The five biggest recipients of Qatari money over the years, according to the Department of Education, are Cornell, Carnegie Mellon, Georgetown University, Texas A&M, and Northwestern University in that order.

News of Qatar’s intense funding push—even though it is already the single largest foreign donor to U.S. higher education—comes after several years of scrutiny for the Gulf state over its influence operations in the United States and its support for terrorism. Qatar is believed to be one of Hamas’s largest bankrollers and offered its leaders asylum after the Oct. 7, 2023, terrorist attacks.

A student at Carnegie Mellon filed a lawsuit against the school in 2023, claiming that the school’s financial ties to Doha pushed it to allow a culture of anti-Semitism on its campus. In a court order last month, a judge described the concern as valid, writing that "Qatar and its affiliates could be a source of antisemitic influence upon CMU."

At Northwestern, which has received $737 million from Qatar since 2008 and operates a satellite campus in Doha, its contract with the Gulf state prohibits students and faculty from criticizing the Qatari government, the Washington Free Beacon reported in September. As the House Education and Workforce Committee revealed in a hearing that month, Qatar Foundation staffers sent messages providing talking points on "diplomatic role and mediation efforts in Palestine/Gaza and Afghanistan – along with reactions from international politicians" in the immediate aftermath of Oct. 7.

Qatari influence has other consequences, the Free Beacon reported in June. Georgetown, which houses the Walsh School of Foreign Service, allows Qatar’s Hamas-friendly government to wield outsized influence over several key programs—and Qatari royal Sheikh Abdulla Bin Ali Al-Thani sits on the university’s governing Board of Directors. The Gulf state’s influence operations extend beyond college campuses to K-12 schools as well, pushing for "social justice" lessons in U.S. classrooms.

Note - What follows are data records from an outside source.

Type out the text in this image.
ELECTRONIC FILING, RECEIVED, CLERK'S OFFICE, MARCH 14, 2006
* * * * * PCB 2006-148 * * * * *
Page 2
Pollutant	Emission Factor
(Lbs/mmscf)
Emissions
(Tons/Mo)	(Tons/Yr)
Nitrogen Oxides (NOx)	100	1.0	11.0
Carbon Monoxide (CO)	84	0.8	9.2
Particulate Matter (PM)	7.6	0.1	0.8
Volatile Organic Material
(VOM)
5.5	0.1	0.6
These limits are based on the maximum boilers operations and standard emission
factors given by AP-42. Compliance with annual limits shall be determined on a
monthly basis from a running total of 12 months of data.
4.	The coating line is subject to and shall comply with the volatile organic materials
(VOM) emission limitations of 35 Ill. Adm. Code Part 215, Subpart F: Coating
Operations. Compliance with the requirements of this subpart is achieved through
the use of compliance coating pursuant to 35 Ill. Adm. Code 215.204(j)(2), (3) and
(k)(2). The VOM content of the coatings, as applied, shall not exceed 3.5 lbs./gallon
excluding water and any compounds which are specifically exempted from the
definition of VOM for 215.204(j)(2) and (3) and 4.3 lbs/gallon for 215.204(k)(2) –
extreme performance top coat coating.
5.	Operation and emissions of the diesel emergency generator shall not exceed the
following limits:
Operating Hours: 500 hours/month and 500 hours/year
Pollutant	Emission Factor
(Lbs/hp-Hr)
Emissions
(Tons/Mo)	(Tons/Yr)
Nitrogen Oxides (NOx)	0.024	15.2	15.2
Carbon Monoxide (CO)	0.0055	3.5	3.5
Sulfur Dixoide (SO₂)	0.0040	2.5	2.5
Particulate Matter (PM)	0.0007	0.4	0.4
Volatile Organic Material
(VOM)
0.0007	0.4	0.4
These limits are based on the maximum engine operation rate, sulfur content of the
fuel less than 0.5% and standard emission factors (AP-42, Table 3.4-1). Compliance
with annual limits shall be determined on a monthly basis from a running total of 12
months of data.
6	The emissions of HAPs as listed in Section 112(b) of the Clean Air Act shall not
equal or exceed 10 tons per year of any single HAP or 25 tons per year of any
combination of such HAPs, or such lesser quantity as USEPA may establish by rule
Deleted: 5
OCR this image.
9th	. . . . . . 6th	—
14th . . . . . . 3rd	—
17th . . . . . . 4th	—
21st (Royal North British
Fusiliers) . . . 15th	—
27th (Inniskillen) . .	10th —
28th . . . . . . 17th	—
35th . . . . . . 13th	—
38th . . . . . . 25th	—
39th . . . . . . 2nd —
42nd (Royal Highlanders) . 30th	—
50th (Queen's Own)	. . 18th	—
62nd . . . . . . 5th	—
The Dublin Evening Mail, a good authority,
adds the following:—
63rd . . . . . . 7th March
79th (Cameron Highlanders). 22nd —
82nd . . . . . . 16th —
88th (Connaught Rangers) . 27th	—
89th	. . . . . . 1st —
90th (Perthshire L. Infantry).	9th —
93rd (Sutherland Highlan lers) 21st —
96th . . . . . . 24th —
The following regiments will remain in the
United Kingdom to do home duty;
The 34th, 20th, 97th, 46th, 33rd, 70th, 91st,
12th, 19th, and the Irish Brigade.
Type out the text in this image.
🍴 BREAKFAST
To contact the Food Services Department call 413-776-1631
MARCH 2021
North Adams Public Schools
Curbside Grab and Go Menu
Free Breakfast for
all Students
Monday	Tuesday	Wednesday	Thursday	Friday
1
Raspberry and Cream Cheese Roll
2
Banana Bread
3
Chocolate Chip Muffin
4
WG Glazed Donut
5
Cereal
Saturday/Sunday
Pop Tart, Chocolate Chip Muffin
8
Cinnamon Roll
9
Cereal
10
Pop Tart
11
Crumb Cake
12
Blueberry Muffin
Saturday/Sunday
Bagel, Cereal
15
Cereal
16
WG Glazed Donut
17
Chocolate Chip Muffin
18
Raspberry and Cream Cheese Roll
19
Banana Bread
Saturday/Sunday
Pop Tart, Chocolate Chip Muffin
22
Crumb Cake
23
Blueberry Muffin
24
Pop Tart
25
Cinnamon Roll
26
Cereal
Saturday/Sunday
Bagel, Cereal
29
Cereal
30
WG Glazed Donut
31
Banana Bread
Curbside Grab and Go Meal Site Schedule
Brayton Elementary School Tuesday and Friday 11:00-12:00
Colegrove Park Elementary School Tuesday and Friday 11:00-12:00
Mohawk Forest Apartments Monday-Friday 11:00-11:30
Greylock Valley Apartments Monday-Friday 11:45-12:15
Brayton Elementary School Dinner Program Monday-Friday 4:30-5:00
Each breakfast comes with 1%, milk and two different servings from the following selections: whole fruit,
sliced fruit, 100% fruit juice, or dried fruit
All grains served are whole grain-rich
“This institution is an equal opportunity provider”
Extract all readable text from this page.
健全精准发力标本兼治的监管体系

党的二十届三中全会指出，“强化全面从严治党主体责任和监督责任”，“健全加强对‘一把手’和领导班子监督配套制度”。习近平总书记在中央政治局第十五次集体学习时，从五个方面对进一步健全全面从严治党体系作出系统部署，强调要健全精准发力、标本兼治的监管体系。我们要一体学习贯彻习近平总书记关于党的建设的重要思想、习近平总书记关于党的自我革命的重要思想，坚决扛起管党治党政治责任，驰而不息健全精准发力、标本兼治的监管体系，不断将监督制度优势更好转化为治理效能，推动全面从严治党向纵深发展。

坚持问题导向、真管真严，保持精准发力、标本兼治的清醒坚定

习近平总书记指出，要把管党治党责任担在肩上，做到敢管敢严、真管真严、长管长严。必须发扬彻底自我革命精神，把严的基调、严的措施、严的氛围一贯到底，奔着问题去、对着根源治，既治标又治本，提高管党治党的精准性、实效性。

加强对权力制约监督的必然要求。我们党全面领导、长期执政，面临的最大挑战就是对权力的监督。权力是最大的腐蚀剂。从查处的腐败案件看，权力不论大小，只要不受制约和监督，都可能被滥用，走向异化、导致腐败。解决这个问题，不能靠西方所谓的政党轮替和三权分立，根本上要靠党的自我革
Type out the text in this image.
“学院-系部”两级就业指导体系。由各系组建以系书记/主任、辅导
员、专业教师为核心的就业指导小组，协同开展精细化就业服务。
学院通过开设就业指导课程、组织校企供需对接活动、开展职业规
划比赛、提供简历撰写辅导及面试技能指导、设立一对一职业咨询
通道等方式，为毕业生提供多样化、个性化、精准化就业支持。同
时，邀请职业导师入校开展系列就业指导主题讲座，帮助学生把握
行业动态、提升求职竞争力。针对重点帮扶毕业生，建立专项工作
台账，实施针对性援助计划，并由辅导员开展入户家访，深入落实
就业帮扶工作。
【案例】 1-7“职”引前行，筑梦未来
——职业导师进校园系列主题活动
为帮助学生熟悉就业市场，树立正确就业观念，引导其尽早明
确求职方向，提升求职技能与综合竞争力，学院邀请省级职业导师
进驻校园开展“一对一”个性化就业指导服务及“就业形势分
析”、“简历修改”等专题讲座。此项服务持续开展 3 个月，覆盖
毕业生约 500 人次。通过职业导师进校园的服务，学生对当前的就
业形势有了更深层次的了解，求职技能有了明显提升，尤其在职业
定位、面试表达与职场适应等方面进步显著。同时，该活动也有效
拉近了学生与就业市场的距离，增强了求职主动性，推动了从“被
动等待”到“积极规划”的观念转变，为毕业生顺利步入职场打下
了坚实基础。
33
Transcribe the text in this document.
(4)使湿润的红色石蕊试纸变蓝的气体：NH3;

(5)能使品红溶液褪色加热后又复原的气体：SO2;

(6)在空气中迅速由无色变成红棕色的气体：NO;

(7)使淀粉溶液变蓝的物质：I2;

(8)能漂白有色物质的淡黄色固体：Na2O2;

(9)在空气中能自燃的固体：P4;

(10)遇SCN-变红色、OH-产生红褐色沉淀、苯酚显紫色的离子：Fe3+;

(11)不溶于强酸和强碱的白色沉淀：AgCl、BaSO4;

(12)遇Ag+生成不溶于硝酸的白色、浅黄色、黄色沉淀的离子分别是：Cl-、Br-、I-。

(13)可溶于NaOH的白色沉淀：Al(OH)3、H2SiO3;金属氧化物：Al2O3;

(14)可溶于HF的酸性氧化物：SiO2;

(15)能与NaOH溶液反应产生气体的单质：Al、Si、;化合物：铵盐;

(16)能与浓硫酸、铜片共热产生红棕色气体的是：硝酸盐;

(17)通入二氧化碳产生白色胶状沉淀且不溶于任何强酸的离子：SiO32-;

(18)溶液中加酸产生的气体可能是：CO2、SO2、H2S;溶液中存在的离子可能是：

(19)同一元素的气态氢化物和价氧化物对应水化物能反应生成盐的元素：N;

Suggested lesson plans include the controversial 2005 Palestinian film Paradise Now, which tells the story of two Palestinian friends plotting a suicide bomber attack on Israel and has been criticized for its sympathetic portrayal of terrorists.

Over the past year, Qatar has expanded those operations to influencers on both the right and left, flying podcasters, social media figures, lawmakers, and celebrities into the country for all-expense-paid junkets in an attempt to shore up its reputation.